Kearney served in 2006 as Spokane County Sheriff Ozzie Knezovich’s campaign manager.

But her relationship with Knezovich soured last year after she wrote a letter to the editor of The Spokesman-Review criticizing Knezovich for endorsing Todd Mielke and Mark Richard in their re-election bids for Spokane County Commission and for what she described as “the lack of staffing” at the jail.

Knezovich, who called Kearney “a good campaign manager,” said she didn’t express her concerns to him before publicly criticizing him.

“That was a blindside,” said Knezovich, who said he would vote for McLaughlin if he lived in the district.

Kearney said she stands behind the letter. “A law enforcement officer has to be a law enforcement officer and not be involved in politics,” she said.

McLaughlin has been among the least likely of seven council members to publicly criticize her colleagues or council meeting attendees.

But she hasn’t always veered from commotions.

In March 1989 she spent several hours in the Spokane County Jail after she was arrested with about 100 others on trespassing-related charges for blocking the Sixth Avenue Medical Building office of an obstetrician who had performed abortions.
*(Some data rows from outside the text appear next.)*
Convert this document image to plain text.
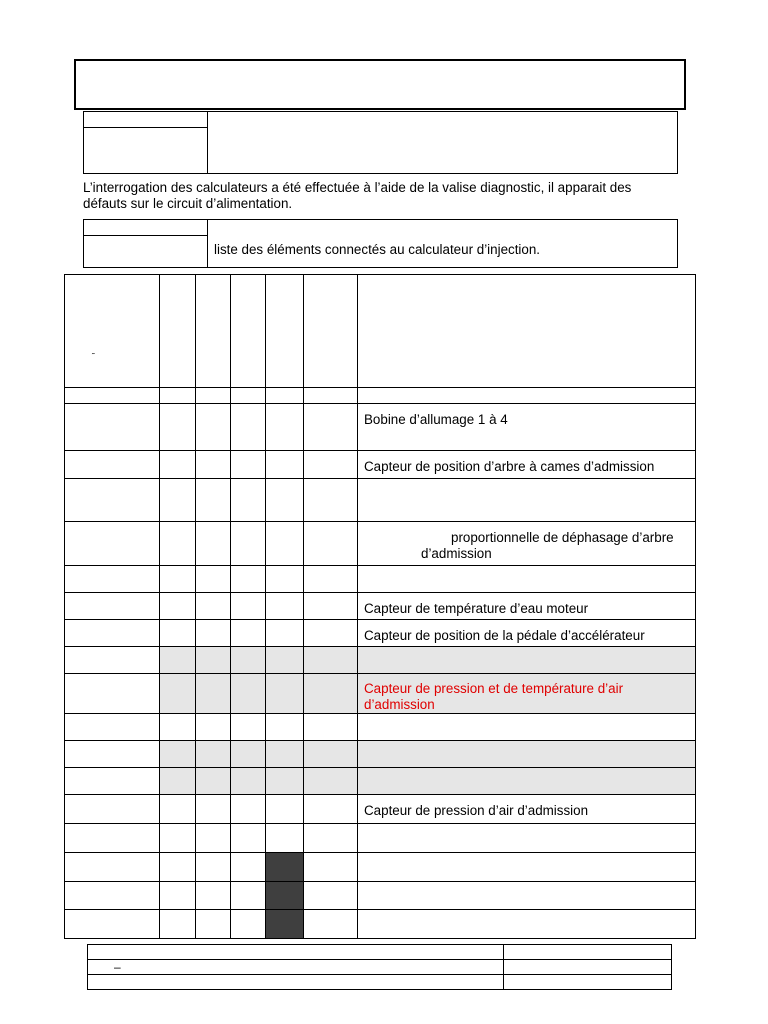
L’interrogation des calculateurs a été effectuée à l’aide de la valise diagnostic, il apparait des
défauts sur le circuit d’alimentation.
liste des éléments connectés au calculateur d’injection.

						Bobine d’allumage 1 à 4
						Capteur de position d’arbre à cames d’admission

						proportionnelle de déphasage d’arbre
d’admission

						Capteur de température d’eau moteur
						Capteur de position de la pédale d’accélérateur

						Capteur de pression et de température d’air d’admission

						Capteur de pression d’air d’admission

˜

–	
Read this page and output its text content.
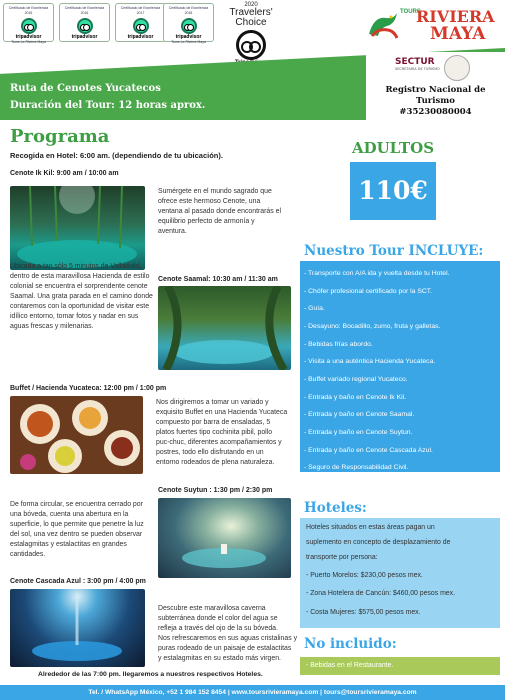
Certificado de Excelencia
2015
tripadvisor
Tours La Riviera Maya
Certificado de Excelencia
2016
tripadvisor
Certificado de Excelencia
2017
tripadvisor
Certificado de Excelencia
2018
tripadvisor
Tours La Riviera Maya
2020
Travelers'
Choice
TOURS
RIVIERA
MAYA
SECTUR
SECRETARÍA DE TURISMO
Registro Nacional de Turismo
#35230080004
Ruta de Cenotes Yucatecos
Duración del Tour: 12 horas aprox.
Programa
Recogida en Hotel: 6:00 am. (dependiendo de tu ubicación).
Cenote Ik Kil: 9:00 am / 10:00 am
Sumérgete en el mundo sagrado que
ofrece este hermoso Cenote, una
ventana al pasado donde encontrarás el
equilibrio perfecto de armonía y
aventura.
Ubicada a tan sólo 5 minutos de Valladolid,
dentro de esta maravillosa Hacienda de estilo
colonial se encuentra el sorprendente cenote
Saamal. Una grata parada en el camino donde
contaremos con la oportunidad de visitar este
idílico entorno, tomar fotos y nadar en sus
aguas frescas y milenarias.
Cenote Saamal: 10:30 am / 11:30 am
Buffet / Hacienda Yucateca: 12:00 pm / 1:00 pm
Nos dirigiremos a tomar un variado y
exquisito Buffet en una Hacienda Yucateca
compuesto por barra de ensaladas, 5
platos fuertes tipo cochinita pibil, pollo
puc-chuc, diferentes acompañamientos y
postres, todo ello disfrutando en un
entorno rodeados de plena naturaleza.
De forma circular, se encuentra cerrado por
una bóveda, cuenta una abertura en la
superficie, lo que permite que penetre la luz
del sol, una vez dentro se pueden observar
estalagmitas y estalactitas en grandes
cantidades.
Cenote Suytun : 1:30 pm / 2:30 pm
Cenote Cascada Azul : 3:00 pm / 4:00 pm
Descubre este maravillosa caverna
subterránea donde el color del agua se
refleja a través del ojo de la su bóveda.
Nos refrescaremos en sus aguas cristalinas y
puras rodeado de un paisaje de estalactitas
y estalagmitas en su estado más virgen.
Alrededor de las 7:00 pm. llegaremos a nuestros respectivos Hoteles.
ADULTOS
110€
Nuestro Tour INCLUYE:
- Transporte con A/A ida y vuelta desde tu Hotel.
- Chófer profesional certificado por la SCT.
- Guía.
- Desayuno: Bocadillo, zumo, fruta y galletas.
- Bebidas frías abordo.
- Visita a una auténtica Hacienda Yucateca.
- Buffet variado regional Yucateco.
- Entrada y baño en Cenote Ik Kil.
- Entrada y baño en Cenote Saamal.
- Entrada y baño en Cenote Suytun.
- Entrada y baño en Cenote Cascada Azul.
- Seguro de Responsabilidad Civil.
Hoteles:
Hoteles situados en estas áreas pagan un
suplemento en concepto de desplazamiento de
transporte por persona:
- Puerto Morelos: $230,00 pesos mex.
- Zona Hotelera de Cancún: $460,00 pesos mex.
- Costa Mujeres: $575,00 pesos mex.
No incluido:
- Bebidas en el Restaurante.
Tel. / WhatsApp México, +52 1 984 152 8454 | www.toursrivieramaya.com | tours@toursrivieramaya.com
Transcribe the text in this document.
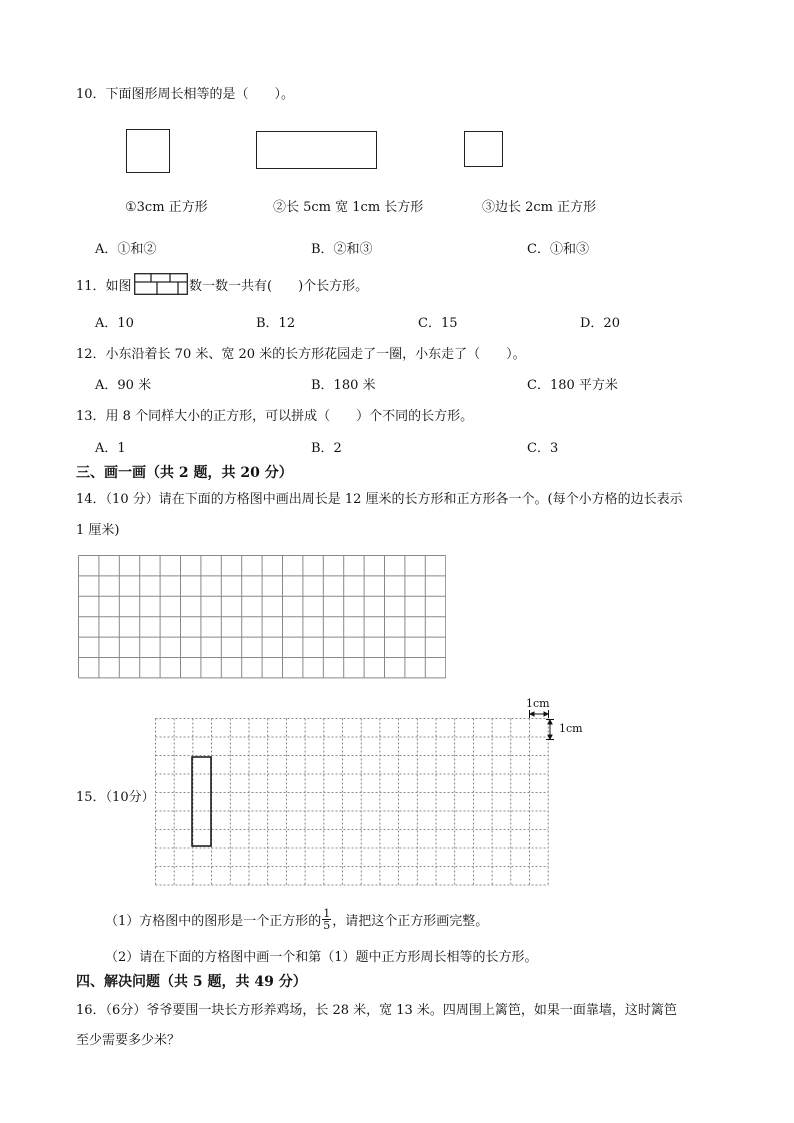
10．下面图形周长相等的是（　　）。
①3cm 正方形	②长 5cm 宽 1cm 长方形	③边长 2cm 正方形
A．①和②	B．②和③	C．①和③
11．如图	数一数一共有(　　)个长方形。
A．10	B．12	C．15	D．20
12．小东沿着长 70 米、宽 20 米的长方形花园走了一圈，小东走了（　　）。
A．90 米	B．180 米	C．180 平方米
13．用 8 个同样大小的正方形，可以拼成（　　）个不同的长方形。
A．1	B．2	C．3
三、画一画（共 2 题，共 20 分）
14．（10 分）请在下面的方格图中画出周长是 12 厘米的长方形和正方形各一个。(每个小方格的边长表示
1 厘米)
15．（10分）
1cm
1cm
（1）方格图中的图形是一个正方形的 $\frac{1}{5}$ ，请把这个正方形画完整。
（2）请在下面的方格图中画一个和第（1）题中正方形周长相等的长方形。
四、解决问题（共 5 题，共 49 分）
16．（6分）爷爷要围一块长方形养鸡场，长 28 米，宽 13 米。四周围上篱笆，如果一面靠墙，这时篱笆
至少需要多少米？
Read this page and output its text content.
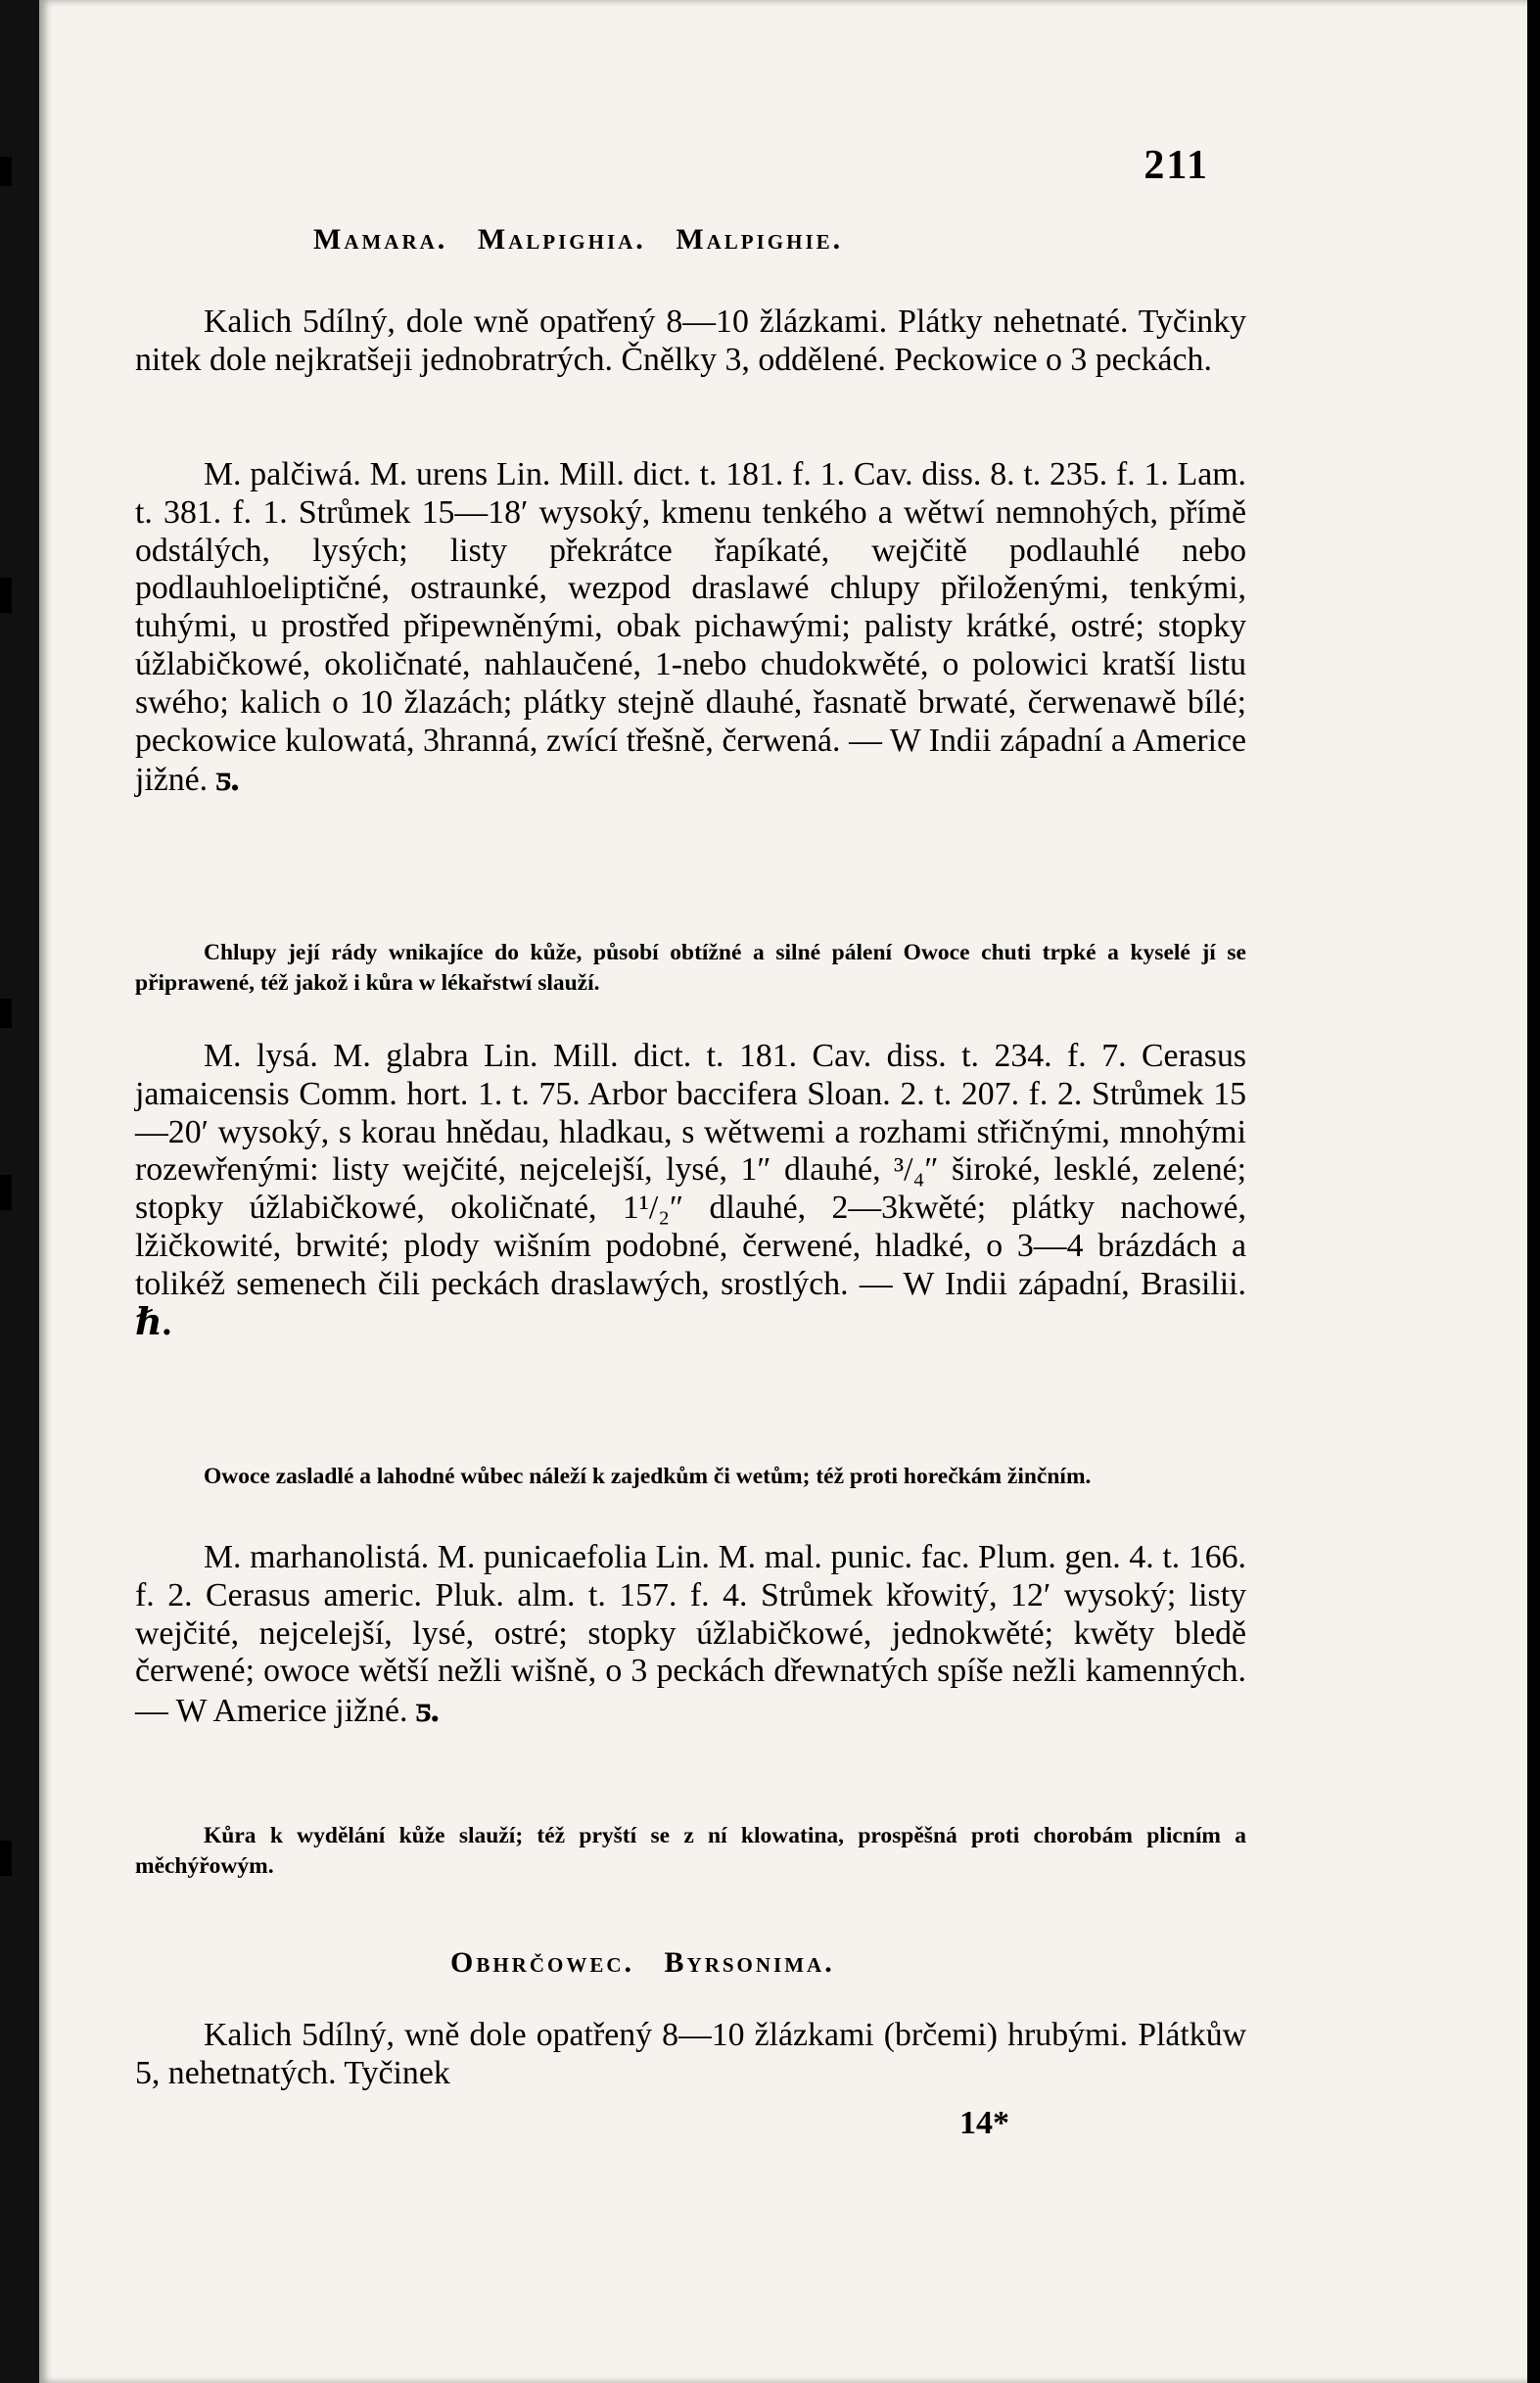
211
Mamara. Malpighia. Malpighie.

Kalich 5dílný, dole wně opatřený 8—10 žlázkami. Plátky nehetnaté. Tyčinky nitek dole nejkratšeji jednobratrých. Čnělky 3, oddělené. Peckowice o 3 peckách.

M. palčiwá. M. urens Lin. Mill. dict. t. 181. f. 1. Cav. diss. 8. t. 235. f. 1. Lam. t. 381. f. 1. Strůmek 15—18′ wysoký, kmenu tenkého a wětwí nemnohých, přímě odstálých, lysých; listy překrátce řapíkaté, wejčitě podlauhlé nebo podlauhloeliptičné, ostraunké, wezpod draslawé chlupy přiloženými, tenkými, tuhými, u prostřed připewněnými, obak pichawými; palisty krátké, ostré; stopky úžlabičkowé, okoličnaté, nahlaučené, 1-nebo chudokwěté, o polowici kratší listu swého; kalich o 10 žlazách; plátky stejně dlauhé, řasnatě brwaté, čerwenawě bílé; peckowice kulowatá, 3hranná, zwící třešně, čerwená. — W Indii západní a Americe jižné. ƽ.

Chlupy její rády wnikajíce do kůže, působí obtížné a silné pálení Owoce chuti trpké a kyselé jí se připrawené, též jakož i kůra w lékařstwí slauží.

M. lysá. M. glabra Lin. Mill. dict. t. 181. Cav. diss. t. 234. f. 7. Cerasus jamaicensis Comm. hort. 1. t. 75. Arbor baccifera Sloan. 2. t. 207. f. 2. Strůmek 15—20′ wysoký, s korau hnědau, hladkau, s wětwemi a rozhami střičnými, mnohými rozewřenými: listy wejčité, nejcelejší, lysé, 1″ dlauhé, ³/₄″ široké, lesklé, zelené; stopky úžlabičkowé, okoličnaté, 1¹/₂″ dlauhé, 2—3kwěté; plátky nachowé, lžičkowité, brwité; plody wišním podobné, čerwené, hladké, o 3—4 brázdách a tolikéž semenech čili peckách draslawých, srostlých. — W Indii západní, Brasilii. ℏ.

Owoce zasladlé a lahodné wůbec náleží k zajedkům či wetům; též proti horečkám žinčním.

M. marhanolistá. M. punicaefolia Lin. M. mal. punic. fac. Plum. gen. 4. t. 166. f. 2. Cerasus americ. Pluk. alm. t. 157. f. 4. Strůmek křowitý, 12′ wysoký; listy wejčité, nejcelejší, lysé, ostré; stopky úžlabičkowé, jednokwěté; kwěty bledě čerwené; owoce wětší nežli wišně, o 3 peckách dřewnatých spíše nežli kamenných. — W Americe jižné. ƽ.

Kůra k wydělání kůže slauží; též pryští se z ní klowatina, prospěšná proti chorobám plicním a měchýřowým.

Obhrčowec. Byrsonima.

Kalich 5dílný, wně dole opatřený 8—10 žlázkami (brčemi) hrubými. Plátkůw 5, nehetnatých. Tyčinek

14*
In the late 1980s, Spokane was central in the national debate on abortion. Issues related to protests at the building eventually landed in the U.S. Supreme Court.

McLaughlin said she doesn’t regret participating in the protest. “I was in my activist days back then,” she said. “It had a place. Doing that was to bring light to the abortion issues.”

She noted that she now serves on the board of a group that provides housing to unwed mothers struggling financially.

“It’s walking your talk,” McLaughlin said about her current volunteer efforts related to the abortion issue.